To restore a prior build of Windows 10, navigate to the recovery page in the Update & Security menu.

  1. Click the Windows icon on the toolbar and click the gear icon.
  2. Alternatively, you can press the Windows and keys on your keyboard.
  3. Select Update & Security, then choose Recovery.
  4. Click Get Started.
    1. If the option is grayed out, this means that you have passed the 10-day grace period. Depending on how long ago the update was installed, you may need to reset Windows 10.

Step 2: Uninstall a specific update

Sometimes just one or two cumulative or feature upgrades might create problems. Fortunately, you can delete some updates. Uninstalling the update(s) should only be done if you know which is causing the issue. If you uninstall updates at random or too frequently, you may cause further problems.

  1. Click the Windows icon on the toolbar and click the gear icon.
  2. Alternatively, you can press the Windows and keys on your keyboard.
  3. Select Update & Security, then select Windows Update.
  4. Click Update History and then choose Uninstall Updates.
  5. Select the update(s) you wish to uninstall in the window that appears, and click Uninstall.

Step 3: Reinstall Windows

If troubles persist after removing updates or rolling back Windows, a fresh start or reset may be the final option. Before reinstalling, create a backup to avoid losing important data.

Conclusion

In conclusion, downgrading Windows to a previous version is a process that involves reverting to an earlier version of the Microsoft Windows operating system from a more recent one. Users may choose to downgrade for reasons such as compatibility concerns, dissatisfaction with changes in the newer version, or performance issues. It typically requires a clean installation of the desired Windows version, necessitating data backup, drive formatting, and the use of installation media.

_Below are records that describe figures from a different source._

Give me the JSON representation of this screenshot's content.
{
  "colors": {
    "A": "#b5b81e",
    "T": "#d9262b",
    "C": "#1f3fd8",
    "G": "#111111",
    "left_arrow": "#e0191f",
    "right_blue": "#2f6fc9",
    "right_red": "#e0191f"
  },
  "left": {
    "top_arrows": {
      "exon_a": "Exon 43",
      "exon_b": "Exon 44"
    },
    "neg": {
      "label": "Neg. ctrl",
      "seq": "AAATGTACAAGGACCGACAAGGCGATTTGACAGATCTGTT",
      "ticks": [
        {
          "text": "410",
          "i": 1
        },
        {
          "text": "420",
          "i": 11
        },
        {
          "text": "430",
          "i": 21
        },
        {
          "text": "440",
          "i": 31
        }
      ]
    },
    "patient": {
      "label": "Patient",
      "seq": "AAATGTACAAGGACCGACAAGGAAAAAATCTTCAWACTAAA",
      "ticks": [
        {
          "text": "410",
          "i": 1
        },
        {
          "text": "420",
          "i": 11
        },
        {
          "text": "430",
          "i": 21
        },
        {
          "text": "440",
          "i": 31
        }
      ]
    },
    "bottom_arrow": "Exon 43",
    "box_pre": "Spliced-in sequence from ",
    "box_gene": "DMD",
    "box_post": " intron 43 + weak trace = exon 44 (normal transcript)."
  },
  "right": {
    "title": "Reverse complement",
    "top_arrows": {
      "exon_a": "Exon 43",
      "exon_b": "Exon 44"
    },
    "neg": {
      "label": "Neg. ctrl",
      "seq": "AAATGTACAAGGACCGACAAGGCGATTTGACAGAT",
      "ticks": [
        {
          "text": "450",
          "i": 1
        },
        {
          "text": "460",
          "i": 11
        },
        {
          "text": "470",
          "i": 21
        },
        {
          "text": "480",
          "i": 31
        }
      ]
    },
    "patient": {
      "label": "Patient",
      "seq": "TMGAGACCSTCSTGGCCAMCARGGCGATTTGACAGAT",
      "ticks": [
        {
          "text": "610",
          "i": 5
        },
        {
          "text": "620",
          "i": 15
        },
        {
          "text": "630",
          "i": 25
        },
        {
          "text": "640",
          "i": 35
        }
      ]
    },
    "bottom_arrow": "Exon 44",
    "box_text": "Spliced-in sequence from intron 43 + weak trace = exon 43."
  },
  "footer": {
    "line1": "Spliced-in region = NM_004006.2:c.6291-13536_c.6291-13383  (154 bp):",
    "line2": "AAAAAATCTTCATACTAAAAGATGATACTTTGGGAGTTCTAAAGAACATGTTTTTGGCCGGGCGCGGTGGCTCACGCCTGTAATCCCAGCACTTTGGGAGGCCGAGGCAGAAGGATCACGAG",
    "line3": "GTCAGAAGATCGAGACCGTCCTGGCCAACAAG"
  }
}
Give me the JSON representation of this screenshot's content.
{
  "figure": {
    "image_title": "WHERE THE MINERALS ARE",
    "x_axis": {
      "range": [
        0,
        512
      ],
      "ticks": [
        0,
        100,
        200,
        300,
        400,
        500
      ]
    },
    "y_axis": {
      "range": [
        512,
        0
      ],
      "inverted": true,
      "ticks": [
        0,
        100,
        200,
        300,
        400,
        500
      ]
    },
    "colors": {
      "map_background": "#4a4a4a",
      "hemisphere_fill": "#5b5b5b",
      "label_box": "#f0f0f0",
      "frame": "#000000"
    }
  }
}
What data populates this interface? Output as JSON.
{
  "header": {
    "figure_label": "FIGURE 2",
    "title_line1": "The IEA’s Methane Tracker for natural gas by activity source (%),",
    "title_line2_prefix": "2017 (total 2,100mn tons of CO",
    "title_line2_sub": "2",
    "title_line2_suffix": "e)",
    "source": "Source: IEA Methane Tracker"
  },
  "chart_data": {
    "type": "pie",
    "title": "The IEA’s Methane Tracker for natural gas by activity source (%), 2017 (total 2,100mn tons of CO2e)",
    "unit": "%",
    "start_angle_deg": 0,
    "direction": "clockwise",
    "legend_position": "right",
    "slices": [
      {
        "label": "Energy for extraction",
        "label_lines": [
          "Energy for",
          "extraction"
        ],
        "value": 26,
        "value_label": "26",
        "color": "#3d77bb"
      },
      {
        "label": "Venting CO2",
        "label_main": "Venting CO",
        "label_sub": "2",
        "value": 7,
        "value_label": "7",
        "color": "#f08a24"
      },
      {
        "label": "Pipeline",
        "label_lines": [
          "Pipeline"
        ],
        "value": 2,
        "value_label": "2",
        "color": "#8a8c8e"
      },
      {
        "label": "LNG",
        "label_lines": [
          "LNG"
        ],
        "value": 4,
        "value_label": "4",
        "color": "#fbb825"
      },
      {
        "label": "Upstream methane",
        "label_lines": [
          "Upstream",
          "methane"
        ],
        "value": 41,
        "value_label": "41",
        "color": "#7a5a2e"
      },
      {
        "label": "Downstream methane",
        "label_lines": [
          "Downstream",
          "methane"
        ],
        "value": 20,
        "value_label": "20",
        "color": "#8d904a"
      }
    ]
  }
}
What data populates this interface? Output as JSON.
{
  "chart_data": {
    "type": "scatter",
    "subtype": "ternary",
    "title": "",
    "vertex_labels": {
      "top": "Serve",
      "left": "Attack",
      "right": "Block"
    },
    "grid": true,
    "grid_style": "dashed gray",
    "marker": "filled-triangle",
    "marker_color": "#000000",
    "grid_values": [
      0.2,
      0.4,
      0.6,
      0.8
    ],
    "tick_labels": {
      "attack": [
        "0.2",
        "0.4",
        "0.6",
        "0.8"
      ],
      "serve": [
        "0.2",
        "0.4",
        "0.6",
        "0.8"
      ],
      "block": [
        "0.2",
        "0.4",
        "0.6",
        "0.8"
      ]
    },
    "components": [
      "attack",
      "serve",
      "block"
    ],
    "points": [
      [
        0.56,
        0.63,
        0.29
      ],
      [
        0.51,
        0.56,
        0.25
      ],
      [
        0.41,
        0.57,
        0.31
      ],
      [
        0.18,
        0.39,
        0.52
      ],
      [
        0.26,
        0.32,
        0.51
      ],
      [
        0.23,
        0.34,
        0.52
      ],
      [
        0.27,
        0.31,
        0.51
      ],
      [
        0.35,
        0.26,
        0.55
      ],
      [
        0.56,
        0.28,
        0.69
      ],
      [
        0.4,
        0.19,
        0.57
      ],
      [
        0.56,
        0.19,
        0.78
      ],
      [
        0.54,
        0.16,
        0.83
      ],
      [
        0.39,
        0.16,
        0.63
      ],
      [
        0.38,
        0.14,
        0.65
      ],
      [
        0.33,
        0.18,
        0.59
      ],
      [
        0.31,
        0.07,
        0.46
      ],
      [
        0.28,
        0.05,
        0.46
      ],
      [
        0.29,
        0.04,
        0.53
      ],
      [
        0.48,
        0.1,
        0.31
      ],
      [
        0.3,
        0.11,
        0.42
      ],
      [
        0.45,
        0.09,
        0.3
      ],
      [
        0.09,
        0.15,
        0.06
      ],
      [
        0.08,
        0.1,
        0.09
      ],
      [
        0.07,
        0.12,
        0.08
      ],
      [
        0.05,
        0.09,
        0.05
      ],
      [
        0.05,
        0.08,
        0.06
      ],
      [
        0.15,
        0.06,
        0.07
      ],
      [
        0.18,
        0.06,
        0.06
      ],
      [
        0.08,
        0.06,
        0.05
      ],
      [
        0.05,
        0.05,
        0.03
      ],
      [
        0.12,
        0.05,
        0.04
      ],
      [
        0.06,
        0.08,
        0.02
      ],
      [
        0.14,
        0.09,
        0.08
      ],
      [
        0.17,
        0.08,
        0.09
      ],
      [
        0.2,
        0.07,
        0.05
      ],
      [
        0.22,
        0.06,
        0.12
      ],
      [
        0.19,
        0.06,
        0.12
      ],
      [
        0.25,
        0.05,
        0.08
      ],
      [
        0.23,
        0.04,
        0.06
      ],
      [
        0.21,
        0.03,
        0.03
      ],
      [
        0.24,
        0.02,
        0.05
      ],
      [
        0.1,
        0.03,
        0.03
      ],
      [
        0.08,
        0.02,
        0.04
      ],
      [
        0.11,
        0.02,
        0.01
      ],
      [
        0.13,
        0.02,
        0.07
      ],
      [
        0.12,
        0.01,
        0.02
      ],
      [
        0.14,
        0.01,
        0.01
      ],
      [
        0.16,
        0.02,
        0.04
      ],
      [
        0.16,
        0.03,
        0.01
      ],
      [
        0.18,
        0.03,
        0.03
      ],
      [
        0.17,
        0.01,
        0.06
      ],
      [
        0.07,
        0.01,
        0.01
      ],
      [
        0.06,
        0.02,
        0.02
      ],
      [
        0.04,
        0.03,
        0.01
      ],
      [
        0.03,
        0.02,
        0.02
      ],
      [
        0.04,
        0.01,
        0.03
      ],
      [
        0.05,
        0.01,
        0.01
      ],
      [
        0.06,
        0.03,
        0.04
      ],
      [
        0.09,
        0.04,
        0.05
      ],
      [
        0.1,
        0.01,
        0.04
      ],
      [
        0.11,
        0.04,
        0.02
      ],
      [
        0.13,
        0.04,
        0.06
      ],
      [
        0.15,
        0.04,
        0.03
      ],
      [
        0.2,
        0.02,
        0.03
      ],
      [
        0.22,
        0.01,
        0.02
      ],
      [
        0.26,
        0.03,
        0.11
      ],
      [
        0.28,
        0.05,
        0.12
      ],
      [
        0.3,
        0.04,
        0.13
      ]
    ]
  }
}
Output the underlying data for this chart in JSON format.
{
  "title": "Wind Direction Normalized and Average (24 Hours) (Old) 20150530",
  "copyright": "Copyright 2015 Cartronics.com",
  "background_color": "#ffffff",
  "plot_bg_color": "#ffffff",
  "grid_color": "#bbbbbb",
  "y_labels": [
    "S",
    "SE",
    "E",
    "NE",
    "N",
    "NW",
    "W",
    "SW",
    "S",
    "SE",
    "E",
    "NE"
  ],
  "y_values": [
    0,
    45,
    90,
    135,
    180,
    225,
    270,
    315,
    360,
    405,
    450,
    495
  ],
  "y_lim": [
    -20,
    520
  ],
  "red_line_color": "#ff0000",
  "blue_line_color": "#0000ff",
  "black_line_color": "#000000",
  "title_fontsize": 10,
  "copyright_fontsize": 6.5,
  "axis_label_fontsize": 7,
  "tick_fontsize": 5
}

Users should carefully consider their reasons for downgrading, confirm hardware and software compatibility, and be aware of potential data loss during disk formatting before beginning the downgrade procedure. It is necessary to follow Microsoft’s licensing guidelines and to have a valid license for the chosen Windows version.

Although Microsoft offers the option to downgrade, users should also take into account the previous Windows version’s support status because unsupported versions could be dangerous. Downgrading successfully and without incident may be ensured by employing a methodical strategy that includes backing up important data, utilizing the right installation media, and double-checking system requirements.